What Girls Are Made Of

Citizens Women
Citizens @ The Tramway 09 Apr 2019 – 13 Apr 2019
3 Stars (3 / 5)

Since the end of the 19th century we can see a lot of women figures who are strong and independent, but they need to fight for it in a world ruled by men. What Girls Are Made Of, the second play in the series “Citizens Women” is not one of the feminist-oriented performances we could expect. Thank God! As equality spreads wider this topic is getting emptier, looking more and more like we are patting ourselves on the back over the good job we have done.

Cora Bissett shows us a female lead character, who happens to be a woman, and with everything that belongs to it, but above that, she is a human being who is struggling to find her own place in the world.
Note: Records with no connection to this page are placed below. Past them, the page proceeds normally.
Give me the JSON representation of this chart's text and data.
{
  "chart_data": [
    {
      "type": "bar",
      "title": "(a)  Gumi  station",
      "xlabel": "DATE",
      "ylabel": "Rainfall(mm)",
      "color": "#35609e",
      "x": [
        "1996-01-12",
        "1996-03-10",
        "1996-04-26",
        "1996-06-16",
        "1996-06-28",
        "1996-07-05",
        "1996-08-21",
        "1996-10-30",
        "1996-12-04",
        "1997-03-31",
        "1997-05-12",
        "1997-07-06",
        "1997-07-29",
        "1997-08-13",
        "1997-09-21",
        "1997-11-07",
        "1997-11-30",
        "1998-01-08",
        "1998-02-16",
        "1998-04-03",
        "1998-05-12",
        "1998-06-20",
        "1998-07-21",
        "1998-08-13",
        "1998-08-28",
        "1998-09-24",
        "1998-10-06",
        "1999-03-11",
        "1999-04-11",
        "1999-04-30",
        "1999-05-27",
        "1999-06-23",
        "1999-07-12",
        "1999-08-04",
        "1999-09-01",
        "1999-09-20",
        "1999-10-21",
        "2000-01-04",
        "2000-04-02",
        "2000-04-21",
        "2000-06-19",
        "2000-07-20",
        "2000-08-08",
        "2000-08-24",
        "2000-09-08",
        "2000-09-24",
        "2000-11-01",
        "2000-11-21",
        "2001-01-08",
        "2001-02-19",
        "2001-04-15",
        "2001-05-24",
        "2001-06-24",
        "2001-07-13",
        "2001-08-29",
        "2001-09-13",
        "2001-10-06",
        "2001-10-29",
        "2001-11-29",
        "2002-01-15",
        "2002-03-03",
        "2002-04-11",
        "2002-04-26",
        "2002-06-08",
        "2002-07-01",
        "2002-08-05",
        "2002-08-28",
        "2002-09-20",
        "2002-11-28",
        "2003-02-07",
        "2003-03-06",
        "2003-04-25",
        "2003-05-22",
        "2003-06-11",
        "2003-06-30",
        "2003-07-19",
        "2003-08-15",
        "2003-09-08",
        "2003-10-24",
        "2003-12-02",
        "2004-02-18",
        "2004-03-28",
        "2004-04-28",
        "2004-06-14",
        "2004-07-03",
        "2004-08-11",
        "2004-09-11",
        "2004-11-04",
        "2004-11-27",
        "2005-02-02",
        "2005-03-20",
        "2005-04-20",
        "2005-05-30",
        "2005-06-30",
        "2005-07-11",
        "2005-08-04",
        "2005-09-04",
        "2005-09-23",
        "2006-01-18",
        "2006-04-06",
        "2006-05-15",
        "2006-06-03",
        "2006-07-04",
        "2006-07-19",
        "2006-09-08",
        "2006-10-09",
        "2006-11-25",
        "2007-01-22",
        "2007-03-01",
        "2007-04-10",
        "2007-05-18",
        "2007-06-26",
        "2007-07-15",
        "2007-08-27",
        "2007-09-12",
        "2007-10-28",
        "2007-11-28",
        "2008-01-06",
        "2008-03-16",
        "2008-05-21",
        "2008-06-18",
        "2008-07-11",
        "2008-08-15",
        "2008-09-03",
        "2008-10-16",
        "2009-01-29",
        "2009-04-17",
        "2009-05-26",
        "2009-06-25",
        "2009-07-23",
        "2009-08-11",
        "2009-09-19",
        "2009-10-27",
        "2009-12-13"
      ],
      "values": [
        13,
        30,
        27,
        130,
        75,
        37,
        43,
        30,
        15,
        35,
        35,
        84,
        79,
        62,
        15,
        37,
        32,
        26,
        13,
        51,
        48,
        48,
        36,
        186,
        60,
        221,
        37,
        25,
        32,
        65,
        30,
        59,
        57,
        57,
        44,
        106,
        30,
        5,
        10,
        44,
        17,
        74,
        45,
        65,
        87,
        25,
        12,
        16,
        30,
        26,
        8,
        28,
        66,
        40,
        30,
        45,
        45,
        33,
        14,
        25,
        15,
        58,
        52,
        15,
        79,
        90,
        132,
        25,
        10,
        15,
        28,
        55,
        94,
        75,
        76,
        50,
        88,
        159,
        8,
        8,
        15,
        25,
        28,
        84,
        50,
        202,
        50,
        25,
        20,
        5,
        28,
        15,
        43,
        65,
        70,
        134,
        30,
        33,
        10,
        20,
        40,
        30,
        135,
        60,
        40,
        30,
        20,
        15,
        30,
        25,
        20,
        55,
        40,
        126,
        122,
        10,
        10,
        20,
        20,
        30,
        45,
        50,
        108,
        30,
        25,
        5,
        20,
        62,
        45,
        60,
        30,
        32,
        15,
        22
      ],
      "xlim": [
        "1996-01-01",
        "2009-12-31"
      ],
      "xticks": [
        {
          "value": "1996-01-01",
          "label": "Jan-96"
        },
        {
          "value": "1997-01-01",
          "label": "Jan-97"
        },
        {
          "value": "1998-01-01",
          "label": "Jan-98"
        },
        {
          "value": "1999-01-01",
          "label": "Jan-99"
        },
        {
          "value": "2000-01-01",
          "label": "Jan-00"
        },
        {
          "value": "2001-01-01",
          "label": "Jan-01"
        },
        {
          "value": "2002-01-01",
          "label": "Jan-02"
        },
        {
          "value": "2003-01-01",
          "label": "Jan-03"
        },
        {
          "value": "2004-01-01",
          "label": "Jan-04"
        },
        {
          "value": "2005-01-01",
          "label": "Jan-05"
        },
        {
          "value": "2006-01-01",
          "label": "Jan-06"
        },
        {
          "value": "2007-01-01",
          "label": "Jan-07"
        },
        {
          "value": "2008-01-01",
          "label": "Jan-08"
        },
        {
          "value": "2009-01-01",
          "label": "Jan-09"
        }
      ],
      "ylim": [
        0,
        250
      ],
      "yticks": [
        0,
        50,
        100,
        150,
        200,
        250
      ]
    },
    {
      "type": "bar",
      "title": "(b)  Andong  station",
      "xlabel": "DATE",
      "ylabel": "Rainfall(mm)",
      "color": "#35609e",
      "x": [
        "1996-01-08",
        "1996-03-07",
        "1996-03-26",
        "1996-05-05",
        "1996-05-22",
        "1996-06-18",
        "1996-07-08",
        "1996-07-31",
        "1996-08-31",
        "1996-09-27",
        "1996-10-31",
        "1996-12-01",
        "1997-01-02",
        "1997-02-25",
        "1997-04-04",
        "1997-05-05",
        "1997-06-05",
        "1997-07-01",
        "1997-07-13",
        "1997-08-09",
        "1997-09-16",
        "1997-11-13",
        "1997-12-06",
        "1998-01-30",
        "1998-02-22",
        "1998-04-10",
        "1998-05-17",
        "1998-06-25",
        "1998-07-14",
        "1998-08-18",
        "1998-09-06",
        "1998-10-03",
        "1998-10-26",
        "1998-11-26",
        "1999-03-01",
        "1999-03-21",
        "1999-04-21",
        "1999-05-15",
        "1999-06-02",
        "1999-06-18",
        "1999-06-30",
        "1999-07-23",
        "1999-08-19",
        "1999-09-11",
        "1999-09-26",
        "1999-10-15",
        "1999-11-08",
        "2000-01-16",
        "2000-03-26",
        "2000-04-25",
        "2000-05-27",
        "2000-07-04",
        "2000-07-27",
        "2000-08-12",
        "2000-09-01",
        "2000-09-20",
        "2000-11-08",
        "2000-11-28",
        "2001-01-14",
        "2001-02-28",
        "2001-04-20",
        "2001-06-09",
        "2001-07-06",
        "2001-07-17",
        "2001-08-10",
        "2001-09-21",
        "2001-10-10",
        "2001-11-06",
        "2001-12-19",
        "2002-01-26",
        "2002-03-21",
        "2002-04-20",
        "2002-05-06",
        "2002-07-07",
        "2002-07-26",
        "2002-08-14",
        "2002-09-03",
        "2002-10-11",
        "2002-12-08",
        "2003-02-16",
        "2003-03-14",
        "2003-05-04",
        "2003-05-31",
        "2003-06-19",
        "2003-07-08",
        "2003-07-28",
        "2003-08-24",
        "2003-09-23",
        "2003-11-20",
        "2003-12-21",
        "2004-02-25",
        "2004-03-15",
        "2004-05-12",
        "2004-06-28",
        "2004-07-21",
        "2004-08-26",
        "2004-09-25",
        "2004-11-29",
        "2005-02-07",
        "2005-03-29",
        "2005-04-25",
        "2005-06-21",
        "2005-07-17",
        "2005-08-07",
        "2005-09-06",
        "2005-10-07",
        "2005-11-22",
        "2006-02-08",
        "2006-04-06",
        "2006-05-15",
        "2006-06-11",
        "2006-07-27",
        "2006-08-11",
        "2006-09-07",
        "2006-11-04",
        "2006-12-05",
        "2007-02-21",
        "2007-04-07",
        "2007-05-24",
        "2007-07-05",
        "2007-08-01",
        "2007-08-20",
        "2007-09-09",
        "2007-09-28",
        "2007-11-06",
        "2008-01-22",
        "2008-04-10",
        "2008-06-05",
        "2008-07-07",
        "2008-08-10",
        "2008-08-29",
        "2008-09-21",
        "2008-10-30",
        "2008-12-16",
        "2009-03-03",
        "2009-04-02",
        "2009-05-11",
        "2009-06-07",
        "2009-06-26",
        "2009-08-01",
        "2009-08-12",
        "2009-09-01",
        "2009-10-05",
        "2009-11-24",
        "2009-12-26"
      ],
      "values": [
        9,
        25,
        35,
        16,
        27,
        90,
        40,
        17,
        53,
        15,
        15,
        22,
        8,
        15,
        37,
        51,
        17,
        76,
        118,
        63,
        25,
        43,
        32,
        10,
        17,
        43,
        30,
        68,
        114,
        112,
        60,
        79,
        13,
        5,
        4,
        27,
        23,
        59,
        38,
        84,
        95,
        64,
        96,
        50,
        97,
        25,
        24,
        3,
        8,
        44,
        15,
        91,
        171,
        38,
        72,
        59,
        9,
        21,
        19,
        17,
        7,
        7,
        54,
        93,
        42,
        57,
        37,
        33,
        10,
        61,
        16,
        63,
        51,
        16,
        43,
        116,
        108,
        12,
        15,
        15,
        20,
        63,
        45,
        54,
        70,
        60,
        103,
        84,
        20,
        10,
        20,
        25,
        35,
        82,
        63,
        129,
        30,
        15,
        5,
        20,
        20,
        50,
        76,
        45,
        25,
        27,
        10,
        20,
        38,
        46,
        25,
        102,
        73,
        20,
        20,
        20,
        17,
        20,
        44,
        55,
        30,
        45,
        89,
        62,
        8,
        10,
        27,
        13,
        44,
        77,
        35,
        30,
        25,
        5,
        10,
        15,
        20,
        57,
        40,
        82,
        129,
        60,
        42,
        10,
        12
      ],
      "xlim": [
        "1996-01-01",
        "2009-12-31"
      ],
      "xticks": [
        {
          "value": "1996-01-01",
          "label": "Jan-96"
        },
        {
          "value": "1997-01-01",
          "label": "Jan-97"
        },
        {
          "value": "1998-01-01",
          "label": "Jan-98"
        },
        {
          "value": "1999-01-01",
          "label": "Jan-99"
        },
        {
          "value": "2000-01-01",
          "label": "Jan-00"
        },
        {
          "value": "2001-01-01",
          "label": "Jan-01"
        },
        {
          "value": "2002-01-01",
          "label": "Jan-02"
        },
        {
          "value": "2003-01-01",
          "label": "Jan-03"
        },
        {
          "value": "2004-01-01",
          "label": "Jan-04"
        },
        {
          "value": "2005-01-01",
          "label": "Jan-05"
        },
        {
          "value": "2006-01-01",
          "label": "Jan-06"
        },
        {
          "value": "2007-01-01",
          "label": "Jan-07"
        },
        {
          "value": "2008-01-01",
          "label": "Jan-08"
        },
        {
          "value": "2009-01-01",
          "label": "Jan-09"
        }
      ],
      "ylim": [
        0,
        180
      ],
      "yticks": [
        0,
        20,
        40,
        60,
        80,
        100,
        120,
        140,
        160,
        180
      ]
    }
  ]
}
Cora is narrator, performer, singer and the main role who is supported by four others, who are more just voices than real characters. It is partially caused by the storytelling form and an attempt to describe her life opted for by director, Orla O’Loughlin. This leaves Cora to be always in the central part of the stage and puts other actors into their corners. They do not leave their demarcated space which is not more than 2 metres across and engage in any dramatic situation among them. They illustrate her wild story full of excitement and sudden twists and allow her to fall into sentimental tenderness (especially towards her parents) that creates interesting opposite to her rock singer persona, even though it sometimes slips into a pushy ambition get a big sigh and lenient smile from audience who should drop a tear at that moments.

Cora’s performance changes in front of our eyes from a teenager into forty-year-old mum using different language, facial expressions and as time goes more and more level-headed gestures – fascinating to watch. After all her character went through it is clear at the final song the same Cora full of indie spirit and tenacious as a Shetland pony.